2) Board-readiness. How comfortable are they interacting with senior stakeholders? Do they have the personality to manage difficult individuals, communicate with a wide variety of people? Do they speak in plain english or are they too jargon-heavy?
3) Ownership and vision. Do they focus only on tasks, or bigger picture of building a function, improving processes etc.? Don't be afraid to ask them about their management style (even if they have little experience), and what they might do if they were GC.
4) Adaptability. GCs constantly deal with ambiguity, shifting priorities, strategic changes - how well can they adapt to this? Ask for stories on how they had to pivot mid-project, or lead through something uncertain.
Remember, they don't have to tick every box today, but they should have the potential to grow into a successful GC for your team
How to Counter Offer a Resignation
Monday morning is almost definitely the time that most people resign, and in this region I expect this and next week will be near the peak of the weeks. Lots of people coming back from holiday, using up leave pre-departure or simply seeing that the grass could be greener.
As recruiters, we know that you shouldn’t provide a counter-offer if one of your team resigns. Around 80% of employees who accept one leave within 6 months, and 90% within a year.
BUT, what about that 10% chance you have to retain top talent?
Here’s my first tip – don’t just offer them more money. It won’t address the root cause, which could be one of many things – lack of progression, poor work/life balance, culture etc.
You need to listen carefully, and quickly. Ask open-ended questions about why they’re leaving. Don’t make it accusatory, just curious and keen to help.
Then propose a tailored and meaningful solution. For example, if they lack career progression, offer personalized development with more visibility, mentorship, or stretch assignments. If they’re burning out offer some time off or increased flexibility.
And remember, you have to show how you’ll follow through with this. If it’s half-hearted, they’ll see through it. Then you need to check-in with them more frequently than normal – you might think it’s fixed, but I’m sure they don’t yet.

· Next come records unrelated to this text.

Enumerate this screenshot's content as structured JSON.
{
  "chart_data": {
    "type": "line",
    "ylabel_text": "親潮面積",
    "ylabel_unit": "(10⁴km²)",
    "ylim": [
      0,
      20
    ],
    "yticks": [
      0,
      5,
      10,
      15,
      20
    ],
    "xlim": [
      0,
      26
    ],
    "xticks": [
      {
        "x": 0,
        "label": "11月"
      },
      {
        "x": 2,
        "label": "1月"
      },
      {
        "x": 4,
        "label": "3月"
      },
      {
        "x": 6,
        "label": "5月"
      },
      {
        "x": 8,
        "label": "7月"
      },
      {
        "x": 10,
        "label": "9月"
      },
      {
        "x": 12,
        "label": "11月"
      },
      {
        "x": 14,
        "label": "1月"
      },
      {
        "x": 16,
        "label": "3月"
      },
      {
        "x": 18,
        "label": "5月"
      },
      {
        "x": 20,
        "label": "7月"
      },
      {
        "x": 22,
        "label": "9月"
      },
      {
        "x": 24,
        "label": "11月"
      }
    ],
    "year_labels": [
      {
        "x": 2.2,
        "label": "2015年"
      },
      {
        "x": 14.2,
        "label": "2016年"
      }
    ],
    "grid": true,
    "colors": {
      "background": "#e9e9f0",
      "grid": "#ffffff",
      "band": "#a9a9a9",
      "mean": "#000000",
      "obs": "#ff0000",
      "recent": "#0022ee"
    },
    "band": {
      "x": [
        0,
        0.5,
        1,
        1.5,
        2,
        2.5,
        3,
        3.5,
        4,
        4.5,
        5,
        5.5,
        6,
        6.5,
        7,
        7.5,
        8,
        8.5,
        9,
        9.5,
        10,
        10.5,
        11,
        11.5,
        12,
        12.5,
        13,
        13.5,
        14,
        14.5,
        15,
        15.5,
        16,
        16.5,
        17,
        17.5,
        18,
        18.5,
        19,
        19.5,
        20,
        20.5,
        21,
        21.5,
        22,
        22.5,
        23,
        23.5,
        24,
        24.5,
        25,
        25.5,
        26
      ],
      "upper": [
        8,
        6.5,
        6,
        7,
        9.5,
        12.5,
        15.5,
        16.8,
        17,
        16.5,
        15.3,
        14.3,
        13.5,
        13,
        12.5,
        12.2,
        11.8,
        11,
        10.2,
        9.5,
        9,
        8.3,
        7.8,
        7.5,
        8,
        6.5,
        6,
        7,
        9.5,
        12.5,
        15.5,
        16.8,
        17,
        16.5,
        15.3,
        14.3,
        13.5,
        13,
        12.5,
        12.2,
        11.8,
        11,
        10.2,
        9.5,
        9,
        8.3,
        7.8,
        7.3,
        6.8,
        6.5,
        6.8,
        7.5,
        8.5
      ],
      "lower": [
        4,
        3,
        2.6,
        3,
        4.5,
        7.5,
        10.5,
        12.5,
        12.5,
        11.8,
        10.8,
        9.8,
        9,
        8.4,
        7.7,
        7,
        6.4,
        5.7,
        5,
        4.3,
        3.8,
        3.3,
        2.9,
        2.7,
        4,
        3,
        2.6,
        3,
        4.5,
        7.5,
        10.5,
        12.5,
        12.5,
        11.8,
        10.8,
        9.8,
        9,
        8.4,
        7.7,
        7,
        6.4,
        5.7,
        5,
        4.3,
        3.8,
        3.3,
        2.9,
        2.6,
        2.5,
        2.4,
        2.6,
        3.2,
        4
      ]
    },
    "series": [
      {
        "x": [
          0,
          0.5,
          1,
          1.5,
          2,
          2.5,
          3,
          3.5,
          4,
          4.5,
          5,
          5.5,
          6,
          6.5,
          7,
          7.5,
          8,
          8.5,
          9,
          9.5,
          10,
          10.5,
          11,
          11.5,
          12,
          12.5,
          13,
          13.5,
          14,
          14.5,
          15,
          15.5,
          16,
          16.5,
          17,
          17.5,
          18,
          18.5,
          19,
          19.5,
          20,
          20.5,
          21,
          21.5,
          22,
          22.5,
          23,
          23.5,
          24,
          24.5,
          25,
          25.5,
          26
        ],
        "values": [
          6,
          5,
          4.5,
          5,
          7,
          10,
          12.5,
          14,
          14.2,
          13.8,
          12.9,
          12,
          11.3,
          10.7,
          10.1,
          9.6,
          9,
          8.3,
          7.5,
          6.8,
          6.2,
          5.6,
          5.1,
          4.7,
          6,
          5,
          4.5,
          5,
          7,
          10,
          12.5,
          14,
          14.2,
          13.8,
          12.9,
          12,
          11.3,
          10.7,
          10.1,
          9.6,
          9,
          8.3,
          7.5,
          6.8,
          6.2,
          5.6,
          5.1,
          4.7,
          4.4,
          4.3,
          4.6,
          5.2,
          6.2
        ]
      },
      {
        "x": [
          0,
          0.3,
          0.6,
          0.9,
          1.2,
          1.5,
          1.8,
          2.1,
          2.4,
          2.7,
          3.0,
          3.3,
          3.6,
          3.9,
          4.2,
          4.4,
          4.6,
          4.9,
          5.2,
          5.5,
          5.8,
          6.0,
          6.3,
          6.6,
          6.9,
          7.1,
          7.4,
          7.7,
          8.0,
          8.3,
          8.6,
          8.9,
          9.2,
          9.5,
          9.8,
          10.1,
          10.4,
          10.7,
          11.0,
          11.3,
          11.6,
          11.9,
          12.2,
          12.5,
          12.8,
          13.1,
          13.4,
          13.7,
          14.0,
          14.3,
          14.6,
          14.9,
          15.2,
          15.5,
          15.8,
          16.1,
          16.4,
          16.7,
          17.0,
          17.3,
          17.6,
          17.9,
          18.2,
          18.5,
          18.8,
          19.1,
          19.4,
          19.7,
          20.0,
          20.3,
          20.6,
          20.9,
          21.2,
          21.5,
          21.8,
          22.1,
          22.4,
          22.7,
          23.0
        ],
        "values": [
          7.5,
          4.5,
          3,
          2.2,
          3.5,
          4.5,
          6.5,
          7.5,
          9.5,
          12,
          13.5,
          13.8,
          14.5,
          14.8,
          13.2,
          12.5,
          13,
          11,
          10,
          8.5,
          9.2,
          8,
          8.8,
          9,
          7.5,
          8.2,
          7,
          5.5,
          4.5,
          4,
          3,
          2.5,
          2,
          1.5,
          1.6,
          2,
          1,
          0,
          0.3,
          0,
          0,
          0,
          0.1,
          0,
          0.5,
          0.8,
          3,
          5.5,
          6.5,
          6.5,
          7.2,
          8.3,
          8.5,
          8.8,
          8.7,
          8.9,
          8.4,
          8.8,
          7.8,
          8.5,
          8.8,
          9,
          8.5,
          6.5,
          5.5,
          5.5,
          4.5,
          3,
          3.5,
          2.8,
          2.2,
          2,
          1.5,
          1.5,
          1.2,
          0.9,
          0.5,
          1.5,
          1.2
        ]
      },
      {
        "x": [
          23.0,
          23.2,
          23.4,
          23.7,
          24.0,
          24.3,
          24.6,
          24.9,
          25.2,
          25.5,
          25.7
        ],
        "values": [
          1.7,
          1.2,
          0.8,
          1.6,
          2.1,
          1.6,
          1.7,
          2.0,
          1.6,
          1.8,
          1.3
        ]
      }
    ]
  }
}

Rebuild that trust.
Ultimately, if you can’t convince them to stay then be gracious, thankful, and supportive with their move.
Writing a Job Description
If you read yesterday’s post then you’ll know there might be lots of people writing job descriptions for upcoming replacements. So, how do you write a JD that’s not outdated, boring, and uninspiring (like most of the ones that I see!)?
Here are some easy tips:
1) The title is important. Seriously think about how it’s perceived and who it will attract to apply.
2) Start with an overview of your business. You may know it inside-out, but not everyone will. What do you do, how many people work for you, what’s the company’s mission, end goal, culture? Don’t use cliché terms like ‘fast-paced’, explain what makes it fast-paced.
3) Give a team summary – roughly how many people, where does this role sit, who are the key stakeholders?
4) When writing about the position itself, put it down as outcomes and not tasks. For example, old JDs say ‘you will be responsible for drafting and negotiating commercial contracts…’, which is frankly uninspiring. Instead, say something like “You will be responsible for increasing the quality and consistency of commercial terms across the business, helping reduce risk while accelerating deal timelines.”. This paints a picture of value and contribution, not just activity.
5) Less is more – great candidates don’t want to go through 5 pages of text. Quality over quantity.
Remember, a JD is a selling opportunity. Write it like you’re trying to convince someone to join a mission, not just fill a job.